I have a different question: If I have 190,000 examples, each comprising 574 vectors, how can I classify them without knowing the exact number of groups? My goal is to maximize the distance between groups while minimizing the distance within each group. Thank you for your assistance.

Do you have experience using K-Means?

No, I will learn and try it! Thank you so much!

You might want to review the meaning of terms classify versus cluster in this context. This public document from Google developer training has some explanations I find useful …

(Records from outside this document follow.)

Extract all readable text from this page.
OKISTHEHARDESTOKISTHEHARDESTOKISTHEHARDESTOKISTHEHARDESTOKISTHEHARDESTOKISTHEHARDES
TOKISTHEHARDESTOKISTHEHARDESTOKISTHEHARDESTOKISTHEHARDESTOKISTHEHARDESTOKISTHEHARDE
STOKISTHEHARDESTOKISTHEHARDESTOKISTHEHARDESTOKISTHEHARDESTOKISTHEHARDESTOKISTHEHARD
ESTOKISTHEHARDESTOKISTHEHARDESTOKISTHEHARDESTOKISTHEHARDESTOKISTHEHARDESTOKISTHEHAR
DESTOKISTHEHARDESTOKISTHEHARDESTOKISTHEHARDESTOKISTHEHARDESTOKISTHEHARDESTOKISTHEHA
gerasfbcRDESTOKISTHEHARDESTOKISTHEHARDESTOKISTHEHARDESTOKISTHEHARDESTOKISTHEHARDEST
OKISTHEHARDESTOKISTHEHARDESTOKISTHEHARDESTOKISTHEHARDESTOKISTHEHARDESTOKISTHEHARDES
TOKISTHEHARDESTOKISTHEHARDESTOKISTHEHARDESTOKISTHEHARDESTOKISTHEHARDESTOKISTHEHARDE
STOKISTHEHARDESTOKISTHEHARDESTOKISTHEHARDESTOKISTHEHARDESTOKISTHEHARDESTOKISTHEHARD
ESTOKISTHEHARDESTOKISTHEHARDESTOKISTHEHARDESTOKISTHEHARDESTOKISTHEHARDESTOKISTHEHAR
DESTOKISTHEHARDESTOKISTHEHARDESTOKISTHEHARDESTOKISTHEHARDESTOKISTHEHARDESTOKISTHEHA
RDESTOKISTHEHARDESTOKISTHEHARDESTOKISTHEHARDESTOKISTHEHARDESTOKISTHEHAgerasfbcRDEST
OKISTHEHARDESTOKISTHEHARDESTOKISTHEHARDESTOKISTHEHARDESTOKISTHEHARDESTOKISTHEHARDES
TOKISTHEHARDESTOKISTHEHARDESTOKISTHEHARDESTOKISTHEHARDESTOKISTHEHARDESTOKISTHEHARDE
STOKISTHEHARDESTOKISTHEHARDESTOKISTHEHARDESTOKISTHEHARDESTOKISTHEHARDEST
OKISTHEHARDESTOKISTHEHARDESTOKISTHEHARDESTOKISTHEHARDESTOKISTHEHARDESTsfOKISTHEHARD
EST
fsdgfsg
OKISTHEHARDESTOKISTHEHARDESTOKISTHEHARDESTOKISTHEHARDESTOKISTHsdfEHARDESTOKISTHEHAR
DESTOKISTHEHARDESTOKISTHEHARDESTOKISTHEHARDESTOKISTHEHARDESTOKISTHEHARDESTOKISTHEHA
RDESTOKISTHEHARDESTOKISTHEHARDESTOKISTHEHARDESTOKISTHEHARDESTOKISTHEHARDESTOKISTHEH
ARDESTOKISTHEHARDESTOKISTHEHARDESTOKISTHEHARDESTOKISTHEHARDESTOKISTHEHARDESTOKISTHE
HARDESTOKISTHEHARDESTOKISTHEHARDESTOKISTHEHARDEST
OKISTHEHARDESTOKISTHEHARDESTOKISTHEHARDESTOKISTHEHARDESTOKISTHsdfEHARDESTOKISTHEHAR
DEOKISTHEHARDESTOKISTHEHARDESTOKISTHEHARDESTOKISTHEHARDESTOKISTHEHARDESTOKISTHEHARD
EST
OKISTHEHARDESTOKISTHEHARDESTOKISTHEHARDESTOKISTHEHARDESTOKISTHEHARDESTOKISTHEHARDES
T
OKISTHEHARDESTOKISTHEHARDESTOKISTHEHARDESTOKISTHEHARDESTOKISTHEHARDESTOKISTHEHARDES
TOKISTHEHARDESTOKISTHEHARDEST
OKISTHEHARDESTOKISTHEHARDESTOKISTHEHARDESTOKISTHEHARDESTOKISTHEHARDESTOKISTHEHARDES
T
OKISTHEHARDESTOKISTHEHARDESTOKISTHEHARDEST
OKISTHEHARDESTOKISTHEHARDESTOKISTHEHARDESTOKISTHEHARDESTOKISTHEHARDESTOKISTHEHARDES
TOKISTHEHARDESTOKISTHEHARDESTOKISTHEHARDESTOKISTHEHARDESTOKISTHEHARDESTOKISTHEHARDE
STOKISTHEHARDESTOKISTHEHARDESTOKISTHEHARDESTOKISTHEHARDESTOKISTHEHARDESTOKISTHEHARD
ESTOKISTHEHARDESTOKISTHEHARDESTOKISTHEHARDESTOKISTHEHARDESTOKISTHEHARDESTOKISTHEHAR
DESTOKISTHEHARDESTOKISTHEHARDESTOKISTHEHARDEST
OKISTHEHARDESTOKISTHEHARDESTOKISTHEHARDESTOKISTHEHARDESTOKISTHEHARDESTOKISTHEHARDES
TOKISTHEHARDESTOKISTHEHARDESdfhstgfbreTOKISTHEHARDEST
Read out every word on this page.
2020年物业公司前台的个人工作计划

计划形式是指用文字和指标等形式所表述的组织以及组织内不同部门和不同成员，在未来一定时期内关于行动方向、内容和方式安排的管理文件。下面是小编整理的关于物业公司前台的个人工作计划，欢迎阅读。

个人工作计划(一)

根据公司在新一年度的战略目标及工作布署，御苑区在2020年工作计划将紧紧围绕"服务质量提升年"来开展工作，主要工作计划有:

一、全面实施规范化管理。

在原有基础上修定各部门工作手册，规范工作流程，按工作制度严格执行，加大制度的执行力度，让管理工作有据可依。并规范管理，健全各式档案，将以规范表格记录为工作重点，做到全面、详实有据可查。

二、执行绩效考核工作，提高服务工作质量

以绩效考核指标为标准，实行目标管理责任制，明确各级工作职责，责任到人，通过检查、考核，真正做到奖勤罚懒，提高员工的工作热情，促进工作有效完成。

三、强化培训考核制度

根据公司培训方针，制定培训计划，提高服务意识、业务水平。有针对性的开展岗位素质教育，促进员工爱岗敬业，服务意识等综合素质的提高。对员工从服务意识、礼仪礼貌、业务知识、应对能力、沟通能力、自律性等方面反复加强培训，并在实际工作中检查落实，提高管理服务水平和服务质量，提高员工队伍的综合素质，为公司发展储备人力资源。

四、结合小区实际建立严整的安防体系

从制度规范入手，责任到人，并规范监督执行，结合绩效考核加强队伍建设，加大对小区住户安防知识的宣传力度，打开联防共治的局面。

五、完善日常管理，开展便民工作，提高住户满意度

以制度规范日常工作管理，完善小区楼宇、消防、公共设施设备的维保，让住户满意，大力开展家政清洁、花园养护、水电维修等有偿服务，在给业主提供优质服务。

If you decide on cluster as the general approach, you can also choose from among several alternatives for similarity or distance measure. Some are introduced in the document linked above. My intuition is that the 2-D structure of your data might suggest a preferred metric but I haven’t thought that through completely.

Let us know what you come up with?


Indeed. Classification requires a labeled training set.

If you don’t have labels, all you can do is create clusters.

The members of a cluster may (or may not) be in the same class. You really don’t know unless you have labeled data and can use supervised learning.